The passage of the bill would add language to the West Virginia Code directing the State Department of Health & Human Resources (DHHR) to apply for a federal waiver to implement Medicaid Work Requirements. HB 3136 proposes requiring able-bodied adults receiving Medicaid benefits to participate in work, education or a volunteer program at least 20 hours a week.
Stoll said she expects tens of thousands of folks to lose coverage if the bill goes through and individuals don’t move out of poverty or into jobs. She calls it a “paperwork burden.”
“It doesn’t help provide new jobs, it doesn’t help build education and training skills in our Medicaid enrollees,” Stoll said. “It simply helps knock people off coverage. We are with both parties, the Republicans and Democrats, the goal of moving people into jobs and out of poverty. This bill does not do that.”
A handful of other states currently have a work requirement including Arkansas and Kentucky along with other states that are set to begin. In Arkansas, more than 18,000 disenrolled from Medicaid when work requirements went into effect. Stoll said on MetroNews ‘Talkline’ that while there is no fiscal note on the bill, work requirement may cost Kentucky around $187 million. Both of those state’s work requirement programs have gone through federal court to be challenged.
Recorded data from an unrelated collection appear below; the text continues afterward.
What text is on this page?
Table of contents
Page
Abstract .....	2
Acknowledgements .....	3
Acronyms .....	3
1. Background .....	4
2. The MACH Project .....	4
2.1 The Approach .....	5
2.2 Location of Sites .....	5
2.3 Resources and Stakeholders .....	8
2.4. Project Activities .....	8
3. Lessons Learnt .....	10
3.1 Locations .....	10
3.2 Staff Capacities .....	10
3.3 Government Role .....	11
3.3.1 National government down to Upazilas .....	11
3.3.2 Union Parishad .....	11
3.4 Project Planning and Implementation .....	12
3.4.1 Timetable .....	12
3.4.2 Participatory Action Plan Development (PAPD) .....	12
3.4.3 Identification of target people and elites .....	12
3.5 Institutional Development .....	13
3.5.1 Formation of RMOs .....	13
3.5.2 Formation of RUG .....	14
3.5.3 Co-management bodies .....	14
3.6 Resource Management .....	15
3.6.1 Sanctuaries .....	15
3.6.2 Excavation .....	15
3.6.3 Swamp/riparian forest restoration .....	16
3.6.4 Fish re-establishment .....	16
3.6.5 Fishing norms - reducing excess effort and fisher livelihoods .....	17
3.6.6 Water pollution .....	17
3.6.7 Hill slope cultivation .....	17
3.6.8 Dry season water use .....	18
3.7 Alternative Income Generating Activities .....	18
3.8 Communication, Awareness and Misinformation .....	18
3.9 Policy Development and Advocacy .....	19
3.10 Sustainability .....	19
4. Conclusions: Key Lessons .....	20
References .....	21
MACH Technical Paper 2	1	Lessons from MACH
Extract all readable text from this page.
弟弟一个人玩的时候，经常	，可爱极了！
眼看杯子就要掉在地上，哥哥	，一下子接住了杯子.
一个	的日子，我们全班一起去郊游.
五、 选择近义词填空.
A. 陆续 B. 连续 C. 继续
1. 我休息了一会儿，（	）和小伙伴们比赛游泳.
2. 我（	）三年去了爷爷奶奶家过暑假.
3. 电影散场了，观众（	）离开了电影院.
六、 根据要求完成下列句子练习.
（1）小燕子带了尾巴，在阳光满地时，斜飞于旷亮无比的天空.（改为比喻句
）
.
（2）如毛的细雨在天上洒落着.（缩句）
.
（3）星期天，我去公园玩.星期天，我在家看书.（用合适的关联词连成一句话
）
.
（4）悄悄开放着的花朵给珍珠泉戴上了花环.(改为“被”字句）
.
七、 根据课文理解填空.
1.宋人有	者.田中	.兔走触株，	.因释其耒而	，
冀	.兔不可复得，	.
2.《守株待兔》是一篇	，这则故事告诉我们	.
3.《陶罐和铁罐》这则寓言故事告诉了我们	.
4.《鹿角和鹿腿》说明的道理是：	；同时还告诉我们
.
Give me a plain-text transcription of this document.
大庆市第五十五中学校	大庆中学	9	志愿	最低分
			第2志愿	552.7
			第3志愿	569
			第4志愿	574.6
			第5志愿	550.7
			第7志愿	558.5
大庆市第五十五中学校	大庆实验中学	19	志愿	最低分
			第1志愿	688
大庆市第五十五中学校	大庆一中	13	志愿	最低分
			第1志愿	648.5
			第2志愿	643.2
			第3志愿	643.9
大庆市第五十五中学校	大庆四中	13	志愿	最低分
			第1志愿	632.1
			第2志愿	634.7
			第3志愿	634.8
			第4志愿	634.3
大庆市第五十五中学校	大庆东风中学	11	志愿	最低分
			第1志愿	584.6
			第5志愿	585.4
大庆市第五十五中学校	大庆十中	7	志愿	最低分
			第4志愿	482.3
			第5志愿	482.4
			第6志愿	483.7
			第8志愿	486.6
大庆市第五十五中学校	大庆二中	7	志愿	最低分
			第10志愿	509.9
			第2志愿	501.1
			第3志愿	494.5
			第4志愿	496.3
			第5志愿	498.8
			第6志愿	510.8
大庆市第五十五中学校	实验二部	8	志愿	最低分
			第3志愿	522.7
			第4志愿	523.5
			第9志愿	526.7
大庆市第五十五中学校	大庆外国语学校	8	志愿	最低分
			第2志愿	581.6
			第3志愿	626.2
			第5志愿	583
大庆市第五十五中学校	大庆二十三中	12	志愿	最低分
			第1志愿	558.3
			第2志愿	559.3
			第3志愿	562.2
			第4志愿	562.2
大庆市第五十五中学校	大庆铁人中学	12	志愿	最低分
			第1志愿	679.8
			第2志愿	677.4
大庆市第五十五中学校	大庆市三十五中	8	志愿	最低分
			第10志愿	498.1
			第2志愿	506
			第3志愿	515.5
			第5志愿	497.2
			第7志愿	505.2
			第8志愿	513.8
According to Stoll, around 630,000 individuals in West Virginia were enrolled in Medicaid at some point in the fiscal year of 2018. The DHHR said in a tweet as of Monday, 159,212 West Virginians are enrolled in Medicaid Expansion.
“The bill will cost us literally millions of dollars to administer it and track what people are doing,” she said. “That money could be invested in education and training programs.
“We all want to see people on Medicaid move off Medicaid. If they are able bodied and they can work, we want to see them do that. Creating a bill that says you must work or lose your health insurance, does not help people work.”
Stoll was adamant about Medicaid enrollees receiving education and having training programs instead of work training programs that are in the bill. She said one of the next steps would be to help enrollees transition out of Medicaid use and into that new job.
“If you move into a lower wage job that might knock you right off of income eligibility, how can we help you transition by allowing you to keep your Medicaid program,” Stoll suggested.
The bill, sponsored by House Finance Committee Chairman Eric Householder, R-Berkeley, was on second reading in the House Monday.